In examining the TSA, Judge Tjoflat emphasized the importance of determining the intent of the parties. While the TSA may not have expressly required that the Holding Company forward the tax refunds, Judge Tjoflat stated that was what the parties had intended. He also found that it was not the intention of the parties for the Holding Company to keep the tax refunds and incorporate them into their own portfolio as if the Bank had loaned the tax refunds as unencumbered assets to the Holding Company.

Furthermore, Judge Tjoflat stated that while a debtor-creditor relationship can be created by express or implied consent, there was nothing in the TSA that could be used to infer that this is the relationship that the two parties desired.

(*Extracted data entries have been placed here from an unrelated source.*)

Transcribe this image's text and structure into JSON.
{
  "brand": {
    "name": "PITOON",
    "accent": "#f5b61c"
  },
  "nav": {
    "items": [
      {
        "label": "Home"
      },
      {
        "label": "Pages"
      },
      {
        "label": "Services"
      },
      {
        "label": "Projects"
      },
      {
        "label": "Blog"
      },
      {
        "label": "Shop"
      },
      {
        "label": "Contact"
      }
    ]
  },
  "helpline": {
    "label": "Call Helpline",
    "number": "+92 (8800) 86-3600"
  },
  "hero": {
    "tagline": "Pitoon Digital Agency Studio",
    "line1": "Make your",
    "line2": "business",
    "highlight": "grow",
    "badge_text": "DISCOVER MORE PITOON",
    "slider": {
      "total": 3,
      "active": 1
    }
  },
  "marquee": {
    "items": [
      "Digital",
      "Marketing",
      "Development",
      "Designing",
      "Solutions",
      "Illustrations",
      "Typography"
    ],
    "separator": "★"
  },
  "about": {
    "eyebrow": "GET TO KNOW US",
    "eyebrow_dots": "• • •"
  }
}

If the Bankruptcy Court's decision was followed, then the Bank would be unable to satisfy the primary purpose of the TSA, which was to ensure that tax refunds were delivered to the members of the Consolidated Group in full and with dispatch.

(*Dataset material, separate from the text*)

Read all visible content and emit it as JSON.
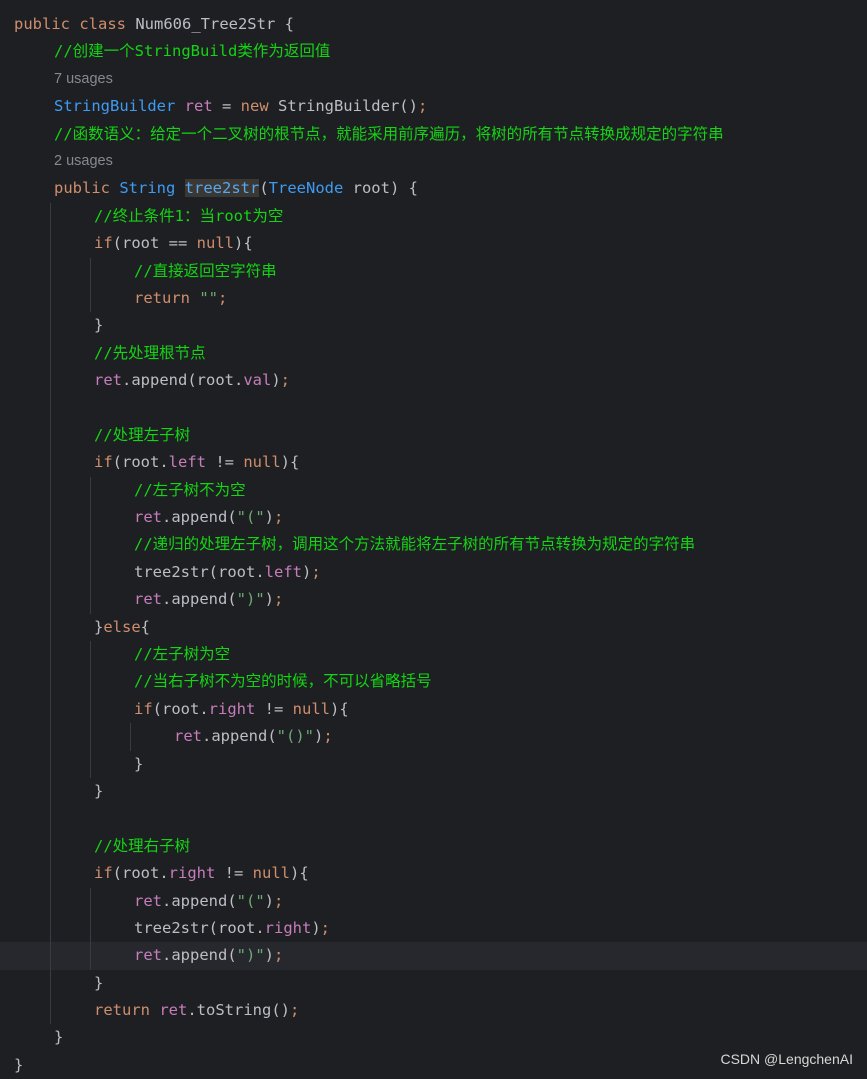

The Court of Appeals found that the Holding Company received and held the funds for the benefit of the Bank, and in turn, the other members of the Consolidated Group, and declared that the tax refunds were not property of the Holding Company's bankruptcy estate and had to be turned over to the Bank for distribution to the members of the Consolidated Group in accordance with the TSA.

Conclusion

This case underscores the importance of careful drafting of tax sharing agreements. It will remain to be seen whether other circuits will follow the method of analysis of the Eleventh Circuit, but to the extent parent companies and their subsidiaries who are members of a consolidated tax group wish to control the determination of ownership of tax refunds, they should clearly set forth their intentions regarding the relationship between the parties and other rights concerning tax refunds in their tax sharing agreements.

Footnotes

  1. Zucker v. FDIC (In re BankUnited Fin. Corp.), 2013 U.S. App. LEXIS 16896 (11th Cir. Fla. Aug. 15, 2013).
  2. See 26 C.F.R. § 1.1502-77.
  3. BankUnited Fin. Corp. v. Fed. Deposit Ins. Corp. (In re BankUnited Fin. Corp.), 462 B.R. 885 (Bankr. S.D. Fla. 2011).
  4. 11 U.S.C. § 541(a).
  5. The Bankruptcy Court wrote that certain courts have found such a federal common law presumption from the Ninth Circuit's holding in In re Bob Richards Chrysler-Plymouth Corp., Inc., 473 F.2d 262 (9th Cir. 1973). In any event, the Bankruptcy Court stopped short of adopting such a presumption, stating that it was not bound by Bob Richards.
  6. BankUnited Fin. Corp. v. Fed. Deposit Ins. Corp. (In re BankUnited Fin. Corp.), 462 B.R. at 899.
  7. See Zucker v. FDIC (In re BankUnited Fin. Corp.), 2013 U.S. App. LEXIS 16896 at *7.